-
Software: A major part of the software component of our cloud is HDFS which is a distributed Java-based file system with the capacity to handle a large number of nodes storing petabytes of data. On top of the file system, there exists the map/reduce engine. This engine consists of a Job Tracker. The client applications submit map/reduce jobs to this engine. The Job Tracker attempts to place the work near the data by pushing the work out to the available Task Tracker nodes in the cluster. We have (are making) the following enhancements to the software infrastructure to support research and education in assured cloud computing with funds from our funded projects. We have devised a number of programming projects for our courses based on the infrastructure we are developing.
- Handle encrypted sensitive data: Sensitive data ranging from medical records to credit card transactions need to be stored using encryption techniques for additional protection. Currently, HDFS does not perform secure and efficient query processing over encrypted data. We are addressing this limitation in our research.
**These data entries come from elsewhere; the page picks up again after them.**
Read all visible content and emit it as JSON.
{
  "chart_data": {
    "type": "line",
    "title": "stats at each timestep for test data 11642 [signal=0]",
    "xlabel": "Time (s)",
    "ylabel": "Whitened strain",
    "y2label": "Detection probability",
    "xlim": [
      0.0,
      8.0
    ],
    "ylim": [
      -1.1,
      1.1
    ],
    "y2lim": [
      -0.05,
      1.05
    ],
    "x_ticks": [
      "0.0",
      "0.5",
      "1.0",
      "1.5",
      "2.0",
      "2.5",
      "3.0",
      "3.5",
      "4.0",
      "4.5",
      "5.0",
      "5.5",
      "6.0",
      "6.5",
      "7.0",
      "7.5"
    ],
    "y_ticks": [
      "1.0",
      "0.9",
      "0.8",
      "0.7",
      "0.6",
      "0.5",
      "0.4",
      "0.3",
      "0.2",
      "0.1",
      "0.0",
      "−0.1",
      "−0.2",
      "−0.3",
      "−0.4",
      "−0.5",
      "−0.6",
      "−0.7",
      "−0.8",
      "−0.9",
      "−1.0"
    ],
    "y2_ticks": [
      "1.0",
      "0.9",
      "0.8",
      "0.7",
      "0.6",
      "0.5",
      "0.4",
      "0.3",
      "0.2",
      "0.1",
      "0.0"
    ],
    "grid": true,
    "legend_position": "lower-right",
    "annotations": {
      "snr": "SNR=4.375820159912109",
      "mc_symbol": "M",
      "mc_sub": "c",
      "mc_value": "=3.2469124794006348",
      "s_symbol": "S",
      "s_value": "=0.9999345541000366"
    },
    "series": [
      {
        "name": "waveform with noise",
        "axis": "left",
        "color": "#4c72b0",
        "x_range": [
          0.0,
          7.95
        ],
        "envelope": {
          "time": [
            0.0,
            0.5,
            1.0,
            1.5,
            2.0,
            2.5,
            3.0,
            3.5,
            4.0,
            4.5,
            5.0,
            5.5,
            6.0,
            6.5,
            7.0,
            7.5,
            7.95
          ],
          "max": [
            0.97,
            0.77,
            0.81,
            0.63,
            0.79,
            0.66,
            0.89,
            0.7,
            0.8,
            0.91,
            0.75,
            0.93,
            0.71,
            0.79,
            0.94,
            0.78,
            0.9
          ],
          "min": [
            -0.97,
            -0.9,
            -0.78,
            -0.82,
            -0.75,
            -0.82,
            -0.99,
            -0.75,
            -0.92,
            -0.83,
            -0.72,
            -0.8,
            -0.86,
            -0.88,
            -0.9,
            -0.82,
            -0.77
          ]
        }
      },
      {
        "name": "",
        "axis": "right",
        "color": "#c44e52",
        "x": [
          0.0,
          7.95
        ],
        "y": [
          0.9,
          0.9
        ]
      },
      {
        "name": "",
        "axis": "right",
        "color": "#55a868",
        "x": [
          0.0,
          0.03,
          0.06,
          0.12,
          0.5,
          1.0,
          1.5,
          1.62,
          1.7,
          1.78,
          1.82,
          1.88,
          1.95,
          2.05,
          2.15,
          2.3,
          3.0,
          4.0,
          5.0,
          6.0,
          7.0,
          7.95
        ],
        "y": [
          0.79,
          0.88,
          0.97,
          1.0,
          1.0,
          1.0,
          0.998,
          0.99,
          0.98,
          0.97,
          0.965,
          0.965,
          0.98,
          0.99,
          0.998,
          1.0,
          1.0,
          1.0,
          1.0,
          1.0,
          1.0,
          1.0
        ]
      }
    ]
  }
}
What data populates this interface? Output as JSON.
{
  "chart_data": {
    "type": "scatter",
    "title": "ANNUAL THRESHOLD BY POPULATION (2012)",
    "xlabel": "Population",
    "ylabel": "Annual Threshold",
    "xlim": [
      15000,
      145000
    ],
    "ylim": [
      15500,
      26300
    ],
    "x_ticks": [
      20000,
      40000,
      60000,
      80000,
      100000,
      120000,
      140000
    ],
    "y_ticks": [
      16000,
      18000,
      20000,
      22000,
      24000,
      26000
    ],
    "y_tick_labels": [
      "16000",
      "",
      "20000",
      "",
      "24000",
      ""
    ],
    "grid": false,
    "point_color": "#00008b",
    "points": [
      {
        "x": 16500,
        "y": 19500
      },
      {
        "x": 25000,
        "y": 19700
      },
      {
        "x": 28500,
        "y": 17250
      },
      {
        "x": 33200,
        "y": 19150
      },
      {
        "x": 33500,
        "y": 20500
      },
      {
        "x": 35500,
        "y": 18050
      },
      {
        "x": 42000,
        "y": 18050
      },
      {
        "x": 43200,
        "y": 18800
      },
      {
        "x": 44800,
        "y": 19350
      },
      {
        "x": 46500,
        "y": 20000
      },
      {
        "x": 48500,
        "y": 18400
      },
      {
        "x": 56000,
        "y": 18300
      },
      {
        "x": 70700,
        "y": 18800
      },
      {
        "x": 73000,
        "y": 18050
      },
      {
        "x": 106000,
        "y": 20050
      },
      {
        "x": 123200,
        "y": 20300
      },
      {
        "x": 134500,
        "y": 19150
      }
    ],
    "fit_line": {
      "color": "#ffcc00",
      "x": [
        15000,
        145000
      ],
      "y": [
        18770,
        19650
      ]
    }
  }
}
- Semantic web data management: There is a need for viable solutions to improve the performance and scalability of queries against semantic web data such as RDF (Resource Description Framework). The number of RDF datasets is increasing. The problem of storing billions of RDF triples and the ability to efficiently query them is yet to be solved. At present, there is no support to store and retrieve RDF data in HDFS and we have addressed this limitation.
- Fine-grained access control: HDFS does not provide fine-grained access control. Yahoo recently released a version of HDFS that provides access control lists. Unfortunately, for many applications such as assured information sharing, access control lists are not sufficient and there is a need to support more complex policies. This limitation is being addressed in our current work.
- Strong authentication: Yahoo version of HDFS supports network authentication protocols like Kerberos for user authentication and encryption of data transfers. However, for some assured information sharing scenarios; we may need public key instruments (PKI) for digital signature support.
-
Hardware: At UTD we already have substantial hardware to support our research and education in assured cloud computing. Our current hardware includes four major clusters with different configurations. The first cluster is very small in size and is generally used as our test cluster. It consists of 4 nodes. Each node has a Pentium-IV processor with an 80 GB hard drive and 1GB of main memory. The second cluster is placed in the SAIAL (Security Analysis and Information Assurance Lab with lab support) and has a total of 22 nodes. All the nodes in this cluster run on commodity class hardware on which Hadoop runs as well. This 22 node cluster has a mixed collection of hardware: 7 nodes have a Pentium-IV processor with 360GB of hard disk space and 4GB of main memory in each of them. The remaining 15 nodes also have a Pentium-IV processor with about 290GB of hard disk space and 4 GB of main memory in each. The third cluster is also placed in the SAIAL and consists of 10 nodes. Each node in this cluster has a Pentium-IV processor with 500GB of disk space and 4GB main memory. All these nodes are connected to each other via a 48-port Cisco switch on an internal network. Only the master node is accessible from the public network on each cluster. The fourth cluster to which we have access is the Open Cirrus testbed instrument from HP Labs. We also have 2 solid state disks incorporated into the already existing clusters.